Saputo Inc. (TSX:SAP) – $40.61
Consumer Packaged Foods

Saputo produces and distributes several dairy-based products including a variety of cheeses, milk products, cream, and yogurt. The Company also produces non-dairy products that include dips and coffee products. While the deal gives the U.S. access to roughly 3.6% of Canada’s dairy market, the industry could benefit from reduced uncertainty, potentially paving the way for a partial share-price recovery. The stock is down by more than 10% from its 26-week high of $45.39 in July.
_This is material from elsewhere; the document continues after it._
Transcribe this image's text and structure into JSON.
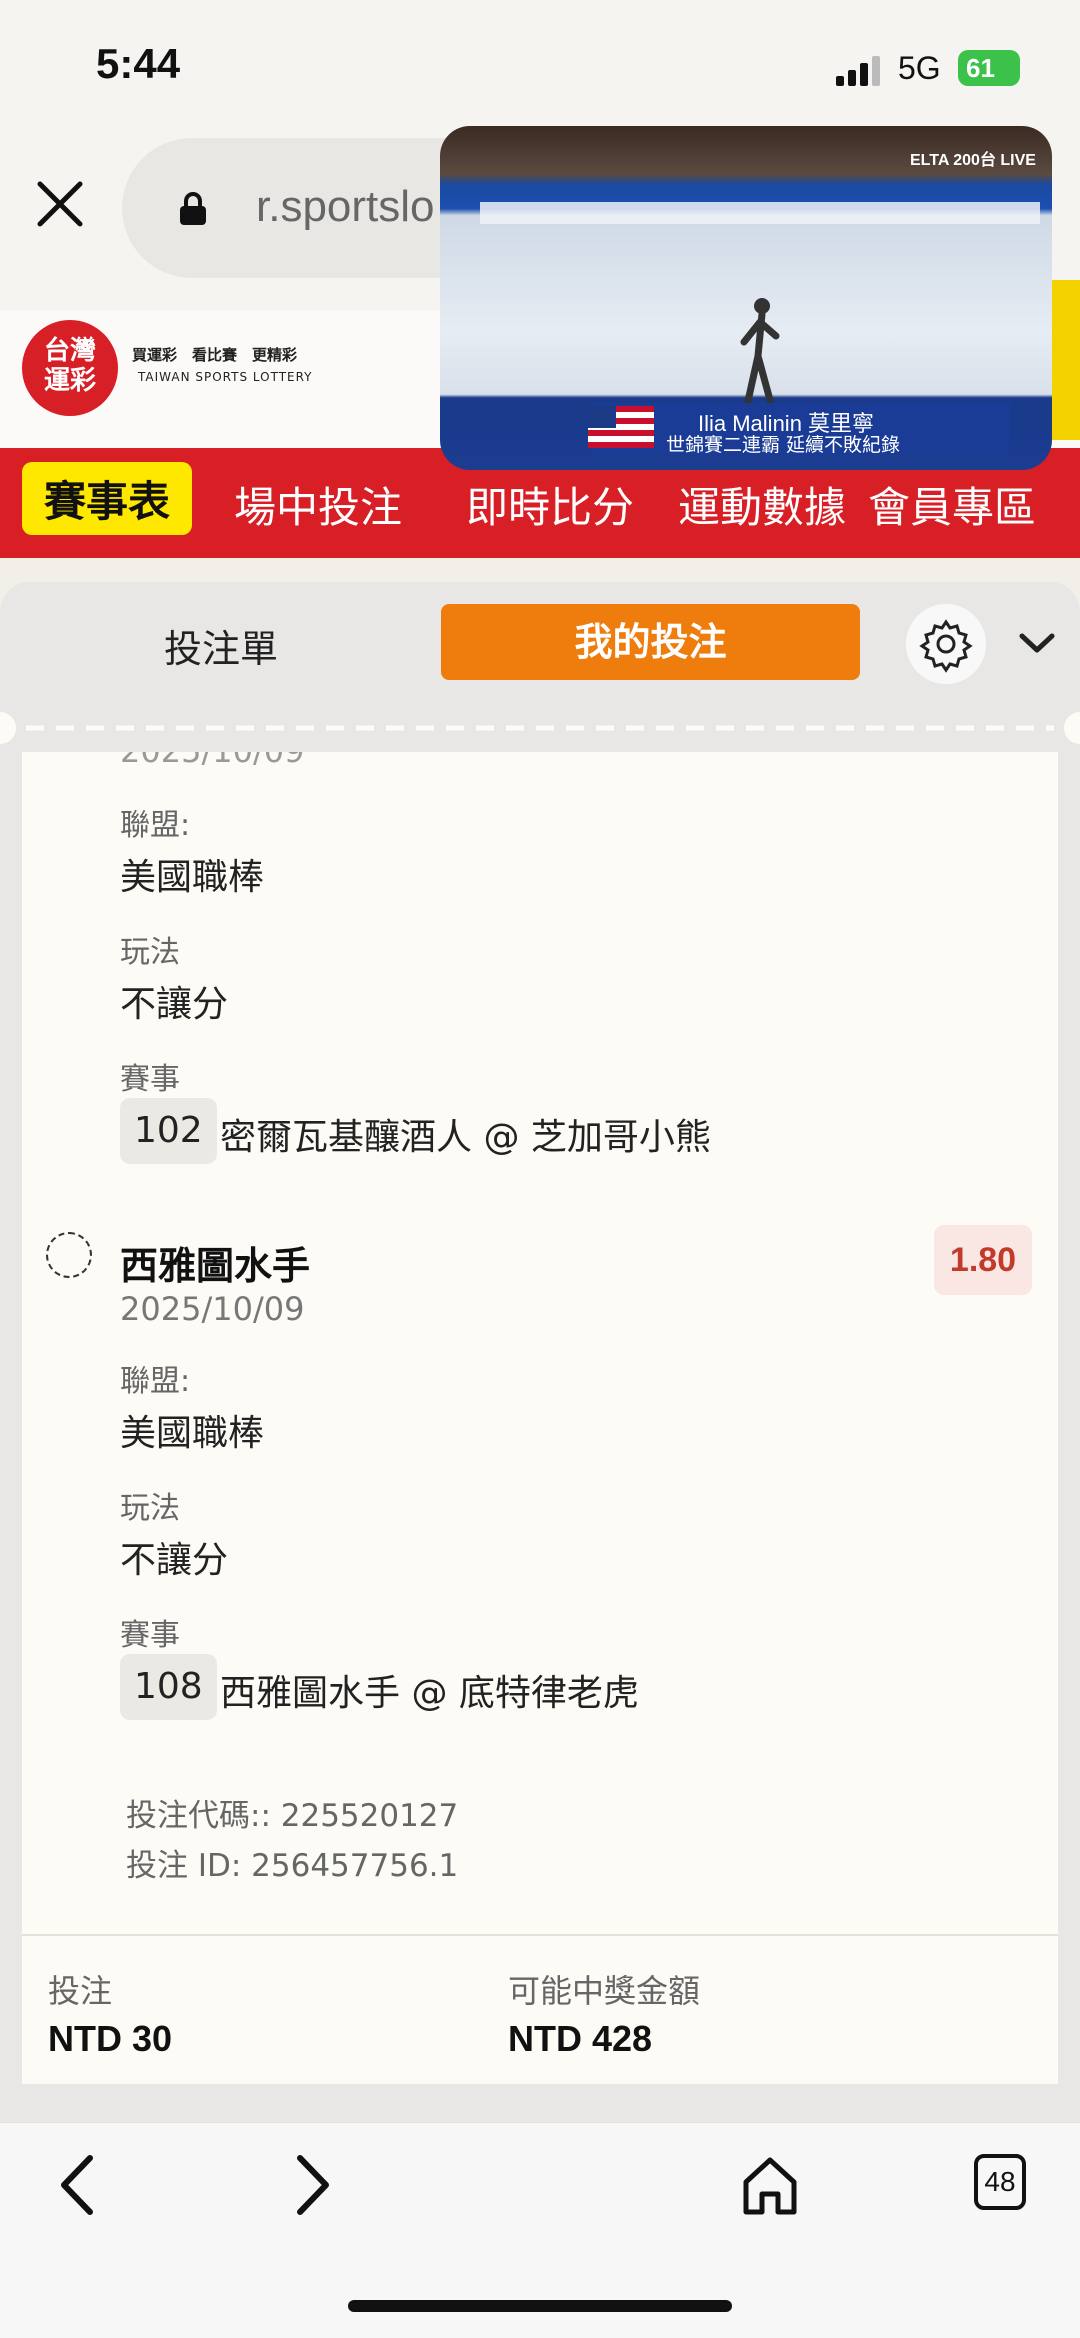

  • Market Cap: $15.8 Billion
  • 6 Month Returns: -0.9%

West Fraser Timber Co. Ltd. (TSX:WFT) – $73.83
Forest Products

West Fraser Timber produces and sells lumber and pulp products to Western Canada and the U.S. As 60% of the Company’s revenues are generated from the U.S., West Fraser is particularly sensitive to the political climate. USMCA failed to address the softwood tariffs imposed by the Trump administration on Canadian lumber exports in November 2017, and so the stock could struggle to make a meaningful recovery as it faces continued margin pressures from the tariffs. Since implementation, the Canadian softwood lumber industry has incurred nearly $200M of tariff-related expenses. West Fraser Timber’s stock is down 25% since its 26-week high of $97.92 in July.
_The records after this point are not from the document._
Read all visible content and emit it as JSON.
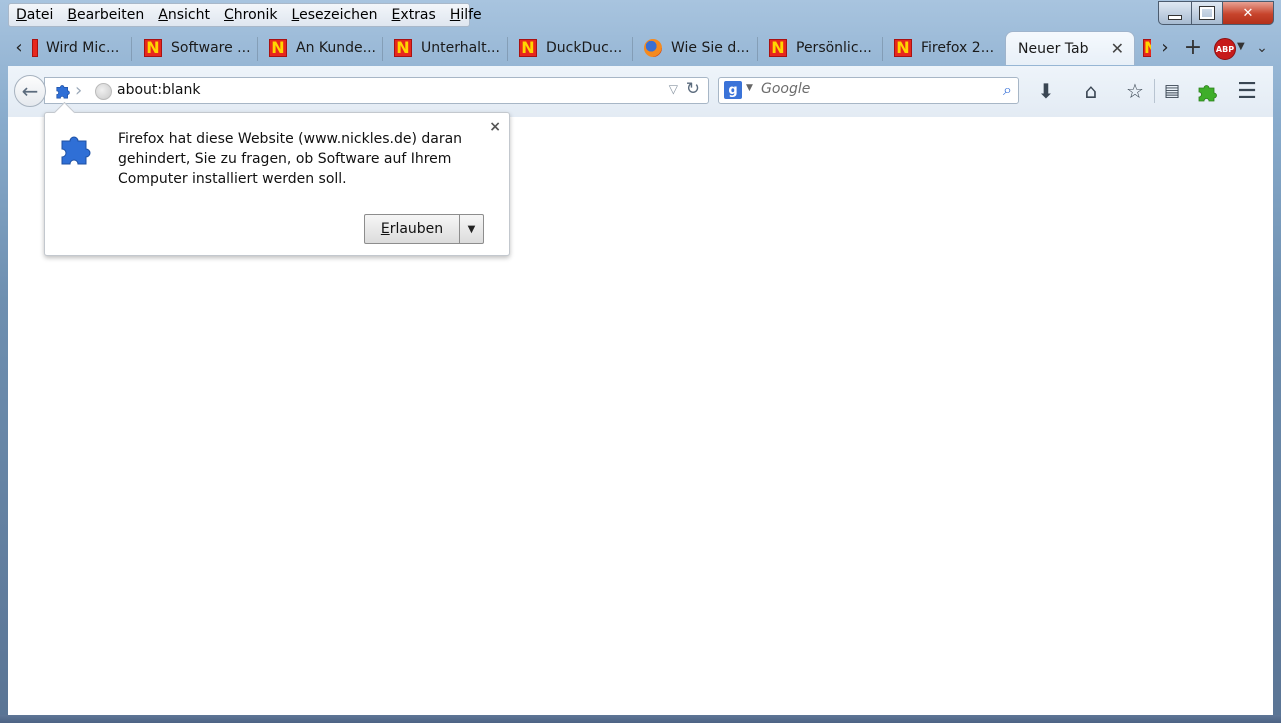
{
  "menu": {
    "items": [
      "Datei",
      "Bearbeiten",
      "Ansicht",
      "Chronik",
      "Lesezeichen",
      "Extras",
      "Hilfe"
    ]
  },
  "tabs": [
    {
      "label": "Wird Mic...",
      "favicon": "nickles-icon"
    },
    {
      "label": "Software ...",
      "favicon": "nickles-icon"
    },
    {
      "label": "An Kunde...",
      "favicon": "nickles-icon"
    },
    {
      "label": "Unterhalt...",
      "favicon": "nickles-icon"
    },
    {
      "label": "DuckDuc...",
      "favicon": "nickles-icon"
    },
    {
      "label": "Wie Sie d...",
      "favicon": "firefox-icon"
    },
    {
      "label": "Persönlic...",
      "favicon": "nickles-icon"
    },
    {
      "label": "Firefox 2...",
      "favicon": "nickles-icon"
    },
    {
      "label": "Neuer Tab",
      "favicon": "none",
      "active": true
    }
  ],
  "navbar": {
    "url": "about:blank",
    "search_placeholder": "Google",
    "abp_label": "ABP"
  },
  "popup": {
    "message": "Firefox hat diese Website (www.nickles.de) daran gehindert, Sie zu fragen, ob Software auf Ihrem Computer installiert werden soll.",
    "allow_label": "Erlauben",
    "close_glyph": "×"
  },
  "colors": {
    "accent": "#3a73d8",
    "close_button": "#c7442c",
    "nickles_red": "#e7271d",
    "nickles_yellow": "#ffd600"
  }
}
  • Market Cap: $5.4 Billion
  • 6 Month Returns: -11.5%

Maple Leaf Foods Inc. (TSX:MFI) – $30.62
Consumer Packaged Foods

Maple Leaf Foods is a consumer protein company offering poultry, pork, turkey, and plant-based protein products. As 25% of the Company’s sales are generated outside of Canada, Maple Leaf’s financial performance is closely related to ongoing trade developments between the U.S. and Canada. The USMCA deal largely maintains the status quo for agricultural and meat producers, removing a great deal of uncertainty clouding the industry. Maple Leaf’s stock is down by more than 11% from its 26-week high of $34.45 in July.

  • Market Cap: $3.8 Billion
  • 6 Month Returns: -1.5%

Disclosure: Neither the author nor his family own shares in any of the companies mentioned above.